Weekly Update: How #COVID19 has spread across every U.S. state & territory per capita over time

A picture is worth 1,000 words and all that.

I've done my best to label every state/territory, which obviously isn't easy to do for most of them given how tangled it gets in the middle. For cases per capita, the most obvious point is that New York and New Jersey, which towered over every other state last spring, are now utterly dwarfed by North & South Dakota, although things are getting pretty horrible everywhere now.

1 out of every 8 residents of North & South Dakota's entire populations have tested positive for COVID-19 over the past year.

Rhode Island is up to over 1 out of every 9 residents.

Utah, Tennessee, Arizona, Iowa, Oklahoma and Arkansas, Nebraska and Kansas are up to 1 out of every 10 residents.

41 states have seen at least 1 out of every 15 residents test positive.

EVERY state except Washington, Oregon, Maine, Hawaii & Vermont (along with 4 U.S. territories) have now surpassed 1 out of every 20 residents having tested positive.

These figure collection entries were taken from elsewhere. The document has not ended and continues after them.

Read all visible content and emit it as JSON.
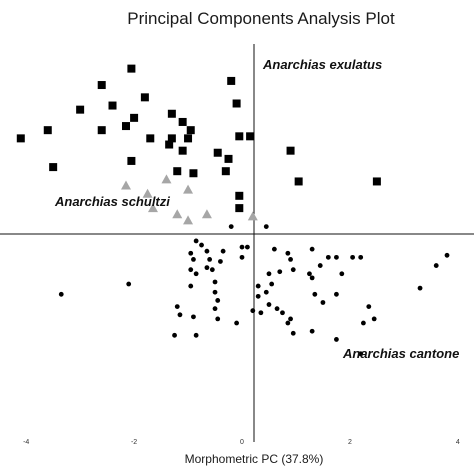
{
  "chart_data": {
    "type": "scatter",
    "title": "Principal Components Analysis Plot",
    "xlabel": "Morphometric PC (37.8%)",
    "ylabel": "",
    "xlim": [
      -4.3,
      4.3
    ],
    "ylim": [
      -5.2,
      4.5
    ],
    "xticks": [
      -4,
      -2,
      0,
      2,
      4
    ],
    "x_tick_labels": [
      "-4",
      "-2",
      "0",
      "2",
      "4"
    ],
    "grid": false,
    "series": [
      {
        "name": "Anarchias exulatus",
        "marker": "square",
        "color": "#000000",
        "points": [
          [
            -2.05,
            3.9
          ],
          [
            -2.6,
            3.5
          ],
          [
            -3.0,
            2.9
          ],
          [
            -1.8,
            3.2
          ],
          [
            -2.4,
            3.0
          ],
          [
            -2.0,
            2.7
          ],
          [
            -2.15,
            2.5
          ],
          [
            -2.6,
            2.4
          ],
          [
            -1.7,
            2.2
          ],
          [
            -1.3,
            2.8
          ],
          [
            -0.2,
            3.6
          ],
          [
            -0.1,
            3.05
          ],
          [
            -1.1,
            2.6
          ],
          [
            -0.95,
            2.4
          ],
          [
            -3.6,
            2.4
          ],
          [
            -4.1,
            2.2
          ],
          [
            -1.3,
            2.2
          ],
          [
            -1.35,
            2.05
          ],
          [
            -1.0,
            2.2
          ],
          [
            -0.05,
            2.25
          ],
          [
            0.15,
            2.25
          ],
          [
            -1.1,
            1.9
          ],
          [
            -0.45,
            1.85
          ],
          [
            -0.25,
            1.7
          ],
          [
            -2.05,
            1.65
          ],
          [
            -3.5,
            1.5
          ],
          [
            -1.2,
            1.4
          ],
          [
            -0.9,
            1.35
          ],
          [
            -0.3,
            1.4
          ],
          [
            0.9,
            1.9
          ],
          [
            1.05,
            1.15
          ],
          [
            2.5,
            1.15
          ],
          [
            -0.05,
            0.8
          ],
          [
            -0.05,
            0.5
          ]
        ]
      },
      {
        "name": "Anarchias schultzi",
        "marker": "triangle",
        "color": "#a6a6a6",
        "points": [
          [
            -1.4,
            1.2
          ],
          [
            -2.15,
            1.05
          ],
          [
            -1.75,
            0.85
          ],
          [
            -1.0,
            0.95
          ],
          [
            -1.65,
            0.5
          ],
          [
            -1.2,
            0.35
          ],
          [
            -0.65,
            0.35
          ],
          [
            -1.0,
            0.2
          ],
          [
            0.2,
            0.3
          ]
        ]
      },
      {
        "name": "Anarchias cantonensis",
        "marker": "circle",
        "color": "#000000",
        "points": [
          [
            -0.2,
            0.05
          ],
          [
            0.45,
            0.05
          ],
          [
            -0.85,
            -0.3
          ],
          [
            -0.75,
            -0.4
          ],
          [
            -0.65,
            -0.55
          ],
          [
            -0.35,
            -0.55
          ],
          [
            0.0,
            -0.45
          ],
          [
            -0.95,
            -0.6
          ],
          [
            -0.9,
            -0.75
          ],
          [
            -0.6,
            -0.75
          ],
          [
            -0.4,
            -0.8
          ],
          [
            -0.65,
            -0.95
          ],
          [
            -0.95,
            -1.0
          ],
          [
            -0.85,
            -1.1
          ],
          [
            -0.55,
            -1.0
          ],
          [
            -0.5,
            -1.3
          ],
          [
            -0.5,
            -1.55
          ],
          [
            -0.45,
            -1.75
          ],
          [
            -0.5,
            -1.95
          ],
          [
            -0.45,
            -2.2
          ],
          [
            -1.15,
            -2.1
          ],
          [
            -0.9,
            -2.15
          ],
          [
            -0.1,
            -2.3
          ],
          [
            0.0,
            -0.7
          ],
          [
            0.1,
            -0.45
          ],
          [
            0.6,
            -0.5
          ],
          [
            0.85,
            -0.6
          ],
          [
            1.3,
            -0.5
          ],
          [
            0.9,
            -0.75
          ],
          [
            0.95,
            -1.0
          ],
          [
            0.7,
            -1.05
          ],
          [
            0.5,
            -1.1
          ],
          [
            0.3,
            -1.4
          ],
          [
            0.55,
            -1.35
          ],
          [
            0.45,
            -1.55
          ],
          [
            0.3,
            -1.65
          ],
          [
            0.2,
            -2.0
          ],
          [
            1.25,
            -1.1
          ],
          [
            1.3,
            -1.2
          ],
          [
            1.6,
            -0.7
          ],
          [
            1.75,
            -0.7
          ],
          [
            2.05,
            -0.7
          ],
          [
            2.2,
            -0.7
          ],
          [
            1.45,
            -0.9
          ],
          [
            1.85,
            -1.1
          ],
          [
            1.35,
            -1.6
          ],
          [
            1.75,
            -1.6
          ],
          [
            1.5,
            -1.8
          ],
          [
            0.5,
            -1.85
          ],
          [
            0.65,
            -1.95
          ],
          [
            0.75,
            -2.05
          ],
          [
            0.35,
            -2.05
          ],
          [
            0.9,
            -2.2
          ],
          [
            2.45,
            -2.2
          ],
          [
            2.25,
            -2.3
          ],
          [
            2.35,
            -1.9
          ],
          [
            3.3,
            -1.45
          ],
          [
            3.6,
            -0.9
          ],
          [
            3.8,
            -0.65
          ],
          [
            0.85,
            -2.3
          ],
          [
            1.3,
            -2.5
          ],
          [
            0.95,
            -2.55
          ],
          [
            1.75,
            -2.7
          ],
          [
            2.2,
            -3.05
          ],
          [
            -1.25,
            -2.6
          ],
          [
            -0.85,
            -2.6
          ],
          [
            -3.35,
            -1.6
          ],
          [
            -2.1,
            -1.35
          ],
          [
            -1.2,
            -1.9
          ],
          [
            -0.95,
            -1.4
          ]
        ]
      }
    ],
    "annotations": [
      {
        "text": "Anarchias exulatus",
        "series": "Anarchias exulatus"
      },
      {
        "text": "Anarchias schultzi",
        "series": "Anarchias schultzi"
      },
      {
        "text": "Anarchias cantone",
        "series": "Anarchias cantonensis"
      }
    ]
  }
}
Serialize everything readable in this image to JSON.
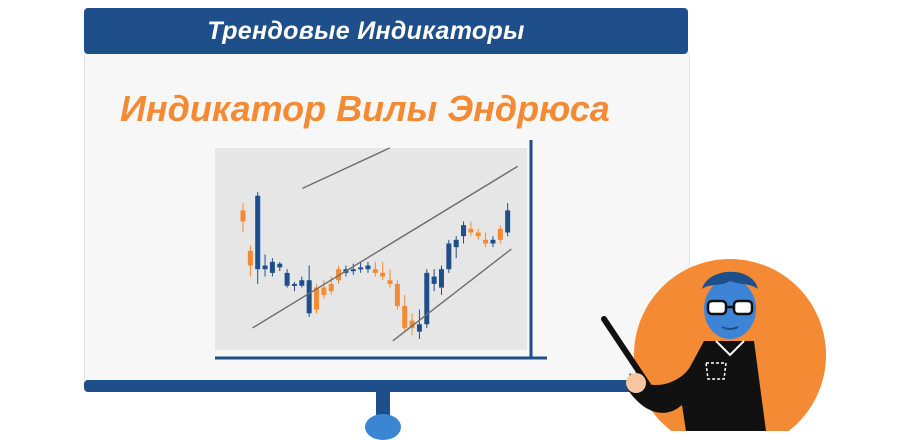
{
  "header": {
    "title": "Трендовые Индикаторы"
  },
  "board": {
    "subtitle": "Индикатор Вилы Эндрюса"
  },
  "colors": {
    "brand_blue": "#1f4f8a",
    "accent_orange": "#f48a33",
    "bull_candle": "#1f4f8a",
    "bear_candle": "#f48a33",
    "pitchfork_line": "#6e6e6e",
    "plot_background": "#e6e6e6"
  },
  "chart_data": {
    "type": "candlestick",
    "candles": [
      {
        "o": 0.7,
        "h": 0.8,
        "l": 0.64,
        "c": 0.76,
        "dir": "bear"
      },
      {
        "o": 0.54,
        "h": 0.57,
        "l": 0.4,
        "c": 0.46,
        "dir": "bear"
      },
      {
        "o": 0.44,
        "h": 0.86,
        "l": 0.36,
        "c": 0.84,
        "dir": "bull"
      },
      {
        "o": 0.44,
        "h": 0.52,
        "l": 0.4,
        "c": 0.46,
        "dir": "bull"
      },
      {
        "o": 0.48,
        "h": 0.5,
        "l": 0.4,
        "c": 0.42,
        "dir": "bull"
      },
      {
        "o": 0.47,
        "h": 0.48,
        "l": 0.43,
        "c": 0.45,
        "dir": "bull"
      },
      {
        "o": 0.35,
        "h": 0.44,
        "l": 0.34,
        "c": 0.42,
        "dir": "bull"
      },
      {
        "o": 0.35,
        "h": 0.37,
        "l": 0.32,
        "c": 0.36,
        "dir": "bull"
      },
      {
        "o": 0.38,
        "h": 0.4,
        "l": 0.34,
        "c": 0.35,
        "dir": "bull"
      },
      {
        "o": 0.38,
        "h": 0.46,
        "l": 0.18,
        "c": 0.2,
        "dir": "bull"
      },
      {
        "o": 0.22,
        "h": 0.36,
        "l": 0.2,
        "c": 0.34,
        "dir": "bear"
      },
      {
        "o": 0.34,
        "h": 0.38,
        "l": 0.28,
        "c": 0.3,
        "dir": "bear"
      },
      {
        "o": 0.32,
        "h": 0.4,
        "l": 0.3,
        "c": 0.36,
        "dir": "bear"
      },
      {
        "o": 0.38,
        "h": 0.46,
        "l": 0.36,
        "c": 0.44,
        "dir": "bear"
      },
      {
        "o": 0.44,
        "h": 0.46,
        "l": 0.4,
        "c": 0.42,
        "dir": "bull"
      },
      {
        "o": 0.43,
        "h": 0.47,
        "l": 0.41,
        "c": 0.44,
        "dir": "bull"
      },
      {
        "o": 0.44,
        "h": 0.48,
        "l": 0.42,
        "c": 0.45,
        "dir": "bull"
      },
      {
        "o": 0.46,
        "h": 0.48,
        "l": 0.42,
        "c": 0.44,
        "dir": "bull"
      },
      {
        "o": 0.44,
        "h": 0.48,
        "l": 0.4,
        "c": 0.42,
        "dir": "bear"
      },
      {
        "o": 0.42,
        "h": 0.48,
        "l": 0.38,
        "c": 0.4,
        "dir": "bear"
      },
      {
        "o": 0.38,
        "h": 0.44,
        "l": 0.34,
        "c": 0.36,
        "dir": "bear"
      },
      {
        "o": 0.36,
        "h": 0.38,
        "l": 0.22,
        "c": 0.24,
        "dir": "bear"
      },
      {
        "o": 0.24,
        "h": 0.3,
        "l": 0.1,
        "c": 0.12,
        "dir": "bear"
      },
      {
        "o": 0.12,
        "h": 0.2,
        "l": 0.08,
        "c": 0.16,
        "dir": "bear"
      },
      {
        "o": 0.14,
        "h": 0.22,
        "l": 0.06,
        "c": 0.1,
        "dir": "bull"
      },
      {
        "o": 0.14,
        "h": 0.44,
        "l": 0.12,
        "c": 0.42,
        "dir": "bull"
      },
      {
        "o": 0.4,
        "h": 0.44,
        "l": 0.32,
        "c": 0.36,
        "dir": "bull"
      },
      {
        "o": 0.34,
        "h": 0.46,
        "l": 0.3,
        "c": 0.44,
        "dir": "bull"
      },
      {
        "o": 0.44,
        "h": 0.6,
        "l": 0.42,
        "c": 0.58,
        "dir": "bull"
      },
      {
        "o": 0.56,
        "h": 0.62,
        "l": 0.5,
        "c": 0.6,
        "dir": "bull"
      },
      {
        "o": 0.62,
        "h": 0.7,
        "l": 0.58,
        "c": 0.68,
        "dir": "bull"
      },
      {
        "o": 0.66,
        "h": 0.7,
        "l": 0.62,
        "c": 0.64,
        "dir": "bear"
      },
      {
        "o": 0.64,
        "h": 0.66,
        "l": 0.6,
        "c": 0.62,
        "dir": "bear"
      },
      {
        "o": 0.6,
        "h": 0.64,
        "l": 0.56,
        "c": 0.58,
        "dir": "bear"
      },
      {
        "o": 0.58,
        "h": 0.62,
        "l": 0.56,
        "c": 0.6,
        "dir": "bull"
      },
      {
        "o": 0.6,
        "h": 0.68,
        "l": 0.58,
        "c": 0.66,
        "dir": "bear"
      },
      {
        "o": 0.64,
        "h": 0.8,
        "l": 0.62,
        "c": 0.76,
        "dir": "bull"
      }
    ],
    "pitchfork": {
      "upper": [
        [
          0.28,
          0.88
        ],
        [
          0.56,
          1.1
        ]
      ],
      "median": [
        [
          0.12,
          0.12
        ],
        [
          0.97,
          1.0
        ]
      ],
      "lower": [
        [
          0.57,
          0.05
        ],
        [
          0.95,
          0.55
        ]
      ]
    },
    "ylim": [
      0,
      1.1
    ]
  }
}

Next, let's look at the cumulative mortality rate for every U.S. state and territory. Here, New Jersey and New York are still worse than the rest of the country (primarily due to their mass deaths from March - May this past spring)...but as you can see, several other states are, tragically, also catching up to them on this front as well.

COVID-19 has killed more than 1 out of every 390 residents of New Jersey.

It's killed 1 out of every 415 New Yorkers.

It's killed 1 out of every 500 residents of Massachusetts, Rhode Island, Mississippi, Arizona, Connecticut, South Dakota and Louisiana.

It's killed more than 1 out of 600 residents of Alabama, North Dakota, Pennsylvania, Indiana, Arkansas, Illinois, New Mexico and Iowa.

It's killed at least 1 out of every 700 residents of Michigan, Tennessee, South Carolina, Kansas, Nevada, Georgia, Texas and Ohio.

It's killed at least 1 out of every 1,000 residents of 41 states.